On behalf of Sayer Regan & Thayer of Sayer Regan & Thayer, LLP on Wednesday, November 7, 2018.

Remember the 1990s, when minimum wage was just five bucks an hour? Or, go back further to the early 1970s when it was just a buck and a half. It’s come a long way in Rhode Island, keeping pace with the cost of living and increasing through the years to rest (at least for the time being) at $10.10 per hour. It will increase another 40 cents on Jan. 1, 2019 to $10.50. The push is on to have the Rhode Island minimum wage raised to $15 by 2022. The tipped wage is at $3.89 right now.

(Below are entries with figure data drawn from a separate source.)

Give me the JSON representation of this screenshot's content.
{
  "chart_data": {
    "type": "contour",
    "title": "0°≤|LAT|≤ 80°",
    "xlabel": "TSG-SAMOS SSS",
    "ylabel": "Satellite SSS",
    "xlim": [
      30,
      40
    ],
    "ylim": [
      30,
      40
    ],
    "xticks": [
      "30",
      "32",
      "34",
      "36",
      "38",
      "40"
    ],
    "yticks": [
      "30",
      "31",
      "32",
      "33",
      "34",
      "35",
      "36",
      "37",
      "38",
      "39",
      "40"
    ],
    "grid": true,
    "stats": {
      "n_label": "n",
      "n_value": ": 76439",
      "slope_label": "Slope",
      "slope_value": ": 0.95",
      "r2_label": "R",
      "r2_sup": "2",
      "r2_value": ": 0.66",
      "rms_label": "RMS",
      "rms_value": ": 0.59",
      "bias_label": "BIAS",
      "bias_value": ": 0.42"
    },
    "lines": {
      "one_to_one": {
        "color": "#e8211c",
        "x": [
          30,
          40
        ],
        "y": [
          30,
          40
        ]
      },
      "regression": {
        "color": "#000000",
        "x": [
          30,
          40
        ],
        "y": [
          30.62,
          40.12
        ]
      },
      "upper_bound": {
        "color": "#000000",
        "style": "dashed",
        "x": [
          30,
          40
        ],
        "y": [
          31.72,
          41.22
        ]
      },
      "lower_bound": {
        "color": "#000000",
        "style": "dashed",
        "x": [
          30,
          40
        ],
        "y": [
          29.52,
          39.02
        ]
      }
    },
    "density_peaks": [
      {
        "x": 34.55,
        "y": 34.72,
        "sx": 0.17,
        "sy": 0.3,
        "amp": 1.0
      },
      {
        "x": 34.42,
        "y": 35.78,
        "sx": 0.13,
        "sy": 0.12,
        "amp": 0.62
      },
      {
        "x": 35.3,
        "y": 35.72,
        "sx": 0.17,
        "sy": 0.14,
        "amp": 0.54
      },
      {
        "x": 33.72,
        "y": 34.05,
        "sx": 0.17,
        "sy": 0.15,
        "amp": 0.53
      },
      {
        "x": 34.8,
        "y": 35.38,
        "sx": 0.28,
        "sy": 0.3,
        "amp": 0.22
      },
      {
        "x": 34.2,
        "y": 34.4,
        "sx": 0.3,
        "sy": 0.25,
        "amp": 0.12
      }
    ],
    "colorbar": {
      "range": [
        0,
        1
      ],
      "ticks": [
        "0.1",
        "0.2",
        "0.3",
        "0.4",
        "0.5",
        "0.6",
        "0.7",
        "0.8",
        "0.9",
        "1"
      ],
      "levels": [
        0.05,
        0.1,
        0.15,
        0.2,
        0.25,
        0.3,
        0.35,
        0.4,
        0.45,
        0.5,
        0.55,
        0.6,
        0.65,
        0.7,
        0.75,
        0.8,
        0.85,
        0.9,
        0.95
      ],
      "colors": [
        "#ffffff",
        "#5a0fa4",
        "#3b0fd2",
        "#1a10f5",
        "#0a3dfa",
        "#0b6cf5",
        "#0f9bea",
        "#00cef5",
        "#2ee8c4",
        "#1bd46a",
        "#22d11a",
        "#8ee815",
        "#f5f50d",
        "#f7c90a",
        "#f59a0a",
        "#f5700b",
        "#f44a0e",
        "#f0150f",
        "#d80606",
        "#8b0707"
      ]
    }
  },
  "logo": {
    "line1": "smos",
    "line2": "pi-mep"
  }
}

It’s been several years since Rhode Island had a minimum wage hike. The last time it was raised was in 2014 when it went from $7.40 to $7.75 but before that, it hadn’t been raised since 2007.

In Massachusetts, Governor Charlie Baker recently approved a new law that will increase the minimum wage and require paid leave for employees. The minimum wage will increase from $11 to $12 come Jan. 1, 2019, with the plan to increase each year until it reaches $15 in 2023. The tipped employee minimum wage is set at $3.75, with a plan to increase that rate to $6.75.
In addition to the minimum wage increase, employers must provide employees with 12 weeks of paid family leave and up to 20 weeks of paid medical leave come 2021. The law specifies that employees can’t take more than 26 combined weeks of paid leave in a single year.
Both Rhode Island and Massachusetts minimum wages are higher than the current federal minimum wage of $7.25, which is set by the Fair Labor Standards Act (FLSA).

While there are some exemptions as to minimum wage requirements, the law is clear about the type of work that may be exempt. Those whose employers are paying them less than the state’s minimum wage may be entitled to back pay. Even the employers of undocumented workers must adhere to the FLSA requirements. Failure to do so can result in legal action.

These materials have been prepared by SRT for informational purposes only and are not intended and should not be construed as legal advice.